Starting with a clean sheet of paper, a manufacturer could make an S&W or Colt Model of 1917, a large double action, single action handgun that would fill an immense gap in the CO2 pistol line available today. And there is actually nothing internally different in making this gun in CO2 than a Colt Python or Dan Wesson Model 715. As a pellet cartridge firing model this would be a best seller. If a pistol like this was offered in CO2, wouldn’t you want one?

And here is the one that should leave all of you scratching your heads, the Walther P.38K, a snub nose version of the WWII P.38…
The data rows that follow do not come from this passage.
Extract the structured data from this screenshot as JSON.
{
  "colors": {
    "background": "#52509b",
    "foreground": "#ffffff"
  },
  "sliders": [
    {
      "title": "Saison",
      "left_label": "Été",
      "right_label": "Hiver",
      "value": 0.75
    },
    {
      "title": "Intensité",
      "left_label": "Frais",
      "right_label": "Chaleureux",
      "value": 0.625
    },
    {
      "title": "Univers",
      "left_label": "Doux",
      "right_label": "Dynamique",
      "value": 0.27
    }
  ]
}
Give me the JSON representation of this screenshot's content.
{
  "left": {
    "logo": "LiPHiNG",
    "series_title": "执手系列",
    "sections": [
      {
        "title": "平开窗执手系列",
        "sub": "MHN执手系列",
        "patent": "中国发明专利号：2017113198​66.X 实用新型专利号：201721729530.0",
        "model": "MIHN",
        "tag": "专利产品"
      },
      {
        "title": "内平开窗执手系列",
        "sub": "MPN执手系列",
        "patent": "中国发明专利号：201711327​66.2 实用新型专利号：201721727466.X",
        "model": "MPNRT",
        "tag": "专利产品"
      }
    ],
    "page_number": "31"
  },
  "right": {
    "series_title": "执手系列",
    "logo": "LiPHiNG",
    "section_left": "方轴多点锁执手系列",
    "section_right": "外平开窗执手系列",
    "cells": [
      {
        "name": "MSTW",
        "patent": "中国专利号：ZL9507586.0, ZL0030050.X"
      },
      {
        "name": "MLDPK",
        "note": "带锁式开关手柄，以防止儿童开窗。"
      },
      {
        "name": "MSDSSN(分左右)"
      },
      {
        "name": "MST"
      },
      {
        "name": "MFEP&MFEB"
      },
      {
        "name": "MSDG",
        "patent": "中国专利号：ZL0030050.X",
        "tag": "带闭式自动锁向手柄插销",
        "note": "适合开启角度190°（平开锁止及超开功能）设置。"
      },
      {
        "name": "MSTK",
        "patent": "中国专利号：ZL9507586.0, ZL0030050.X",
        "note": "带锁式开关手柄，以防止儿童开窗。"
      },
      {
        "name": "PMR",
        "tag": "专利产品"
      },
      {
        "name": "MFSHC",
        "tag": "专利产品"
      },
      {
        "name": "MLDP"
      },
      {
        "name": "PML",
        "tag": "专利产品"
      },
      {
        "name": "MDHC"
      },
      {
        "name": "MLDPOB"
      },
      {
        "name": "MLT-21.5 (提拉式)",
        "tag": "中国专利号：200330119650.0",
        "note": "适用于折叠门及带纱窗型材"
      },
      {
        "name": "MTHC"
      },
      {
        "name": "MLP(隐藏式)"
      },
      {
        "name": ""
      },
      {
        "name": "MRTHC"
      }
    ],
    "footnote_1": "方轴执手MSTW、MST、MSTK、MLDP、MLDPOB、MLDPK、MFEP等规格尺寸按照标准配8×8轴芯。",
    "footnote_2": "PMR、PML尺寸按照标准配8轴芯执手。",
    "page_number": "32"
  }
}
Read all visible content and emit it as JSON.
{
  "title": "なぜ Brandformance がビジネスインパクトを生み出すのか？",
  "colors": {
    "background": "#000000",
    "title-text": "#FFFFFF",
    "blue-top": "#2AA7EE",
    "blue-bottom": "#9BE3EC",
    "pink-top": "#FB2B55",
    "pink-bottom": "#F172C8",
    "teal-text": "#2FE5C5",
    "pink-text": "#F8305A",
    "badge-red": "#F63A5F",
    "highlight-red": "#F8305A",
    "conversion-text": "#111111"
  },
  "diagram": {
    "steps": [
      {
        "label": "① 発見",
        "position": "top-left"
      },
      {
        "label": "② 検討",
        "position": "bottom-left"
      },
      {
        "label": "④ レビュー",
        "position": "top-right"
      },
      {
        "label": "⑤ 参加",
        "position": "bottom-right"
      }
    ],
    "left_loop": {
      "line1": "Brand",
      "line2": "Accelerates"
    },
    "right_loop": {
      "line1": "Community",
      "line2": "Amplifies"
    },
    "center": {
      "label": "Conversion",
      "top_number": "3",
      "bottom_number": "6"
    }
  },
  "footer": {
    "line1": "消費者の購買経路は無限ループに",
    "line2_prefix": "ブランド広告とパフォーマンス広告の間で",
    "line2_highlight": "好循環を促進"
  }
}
…It already exists as a CO2 model by Umarex (top). And the blowback action air pistol has a removable barrel. Add a front sight to the top of the slide, shorten the barrel, use black grips and the job is done. Here is a custom model just waiting to happen.

I know I have never used this column as an editorial platform before and I’m not actually going to do that now. All of the ideas that you have shared with me about new models, models that pique your interest as enthusiasts and collectors are possible. Some so simple that I can’t begin to accept the manufacturer’s excuses for not doing them other than there simply isn’t enough demand to do so, that even comes down to importing existing variations of guns they already import! But to wrap up, here are five real centerfire models that many of you have been clamoring for as CO2 versions, some that could be done with very little effort on the part of manufacturers, and a couple that are almost clean sheet of paper projects. But, so was every new CO2 model out there today, the Webley MK VI, Colt Peacemaker, Mauser Model 712 Broomhandle, even the Model 1911. Here are five that could be done if manufacturers are willing to take these same bold steps once again.

2 thoughts on “Perchance to Dream

  1. Make it so. Not Shakespeare, Star Trek, Captain Picard. The1917 , the P38 k and the 1903 are screaming for production.If the 1917 doesn’t make it ,I might have to buy a 45


  2. The airgun manufacturers are making the same mistake as certain firearms companies. They either think they can rest on their reputation or ignore what shooters want . Two examples areColt , a once great giant that is now a sad remnant of a once great giant , and Remington , now in what appears to be a fatal bankruptcy. Some airgun manufacturers are making the same mistakes. The would do wellto participate in blogs , or st least read them. The company that gets anA for listening is Ruger. For a year I , and others wrote to the CEO online. My suggestion was a pistol caliber Carbine , with takedown in 9 mm and 45 acp , with interchangeable mag wells to fitpopular brands other than Ruger. The PC9 with those features is out in 9 mm and I expect 45 acp to follow. The pistols and revolvers above should be a give to companies with their finger on their customer’s pulse.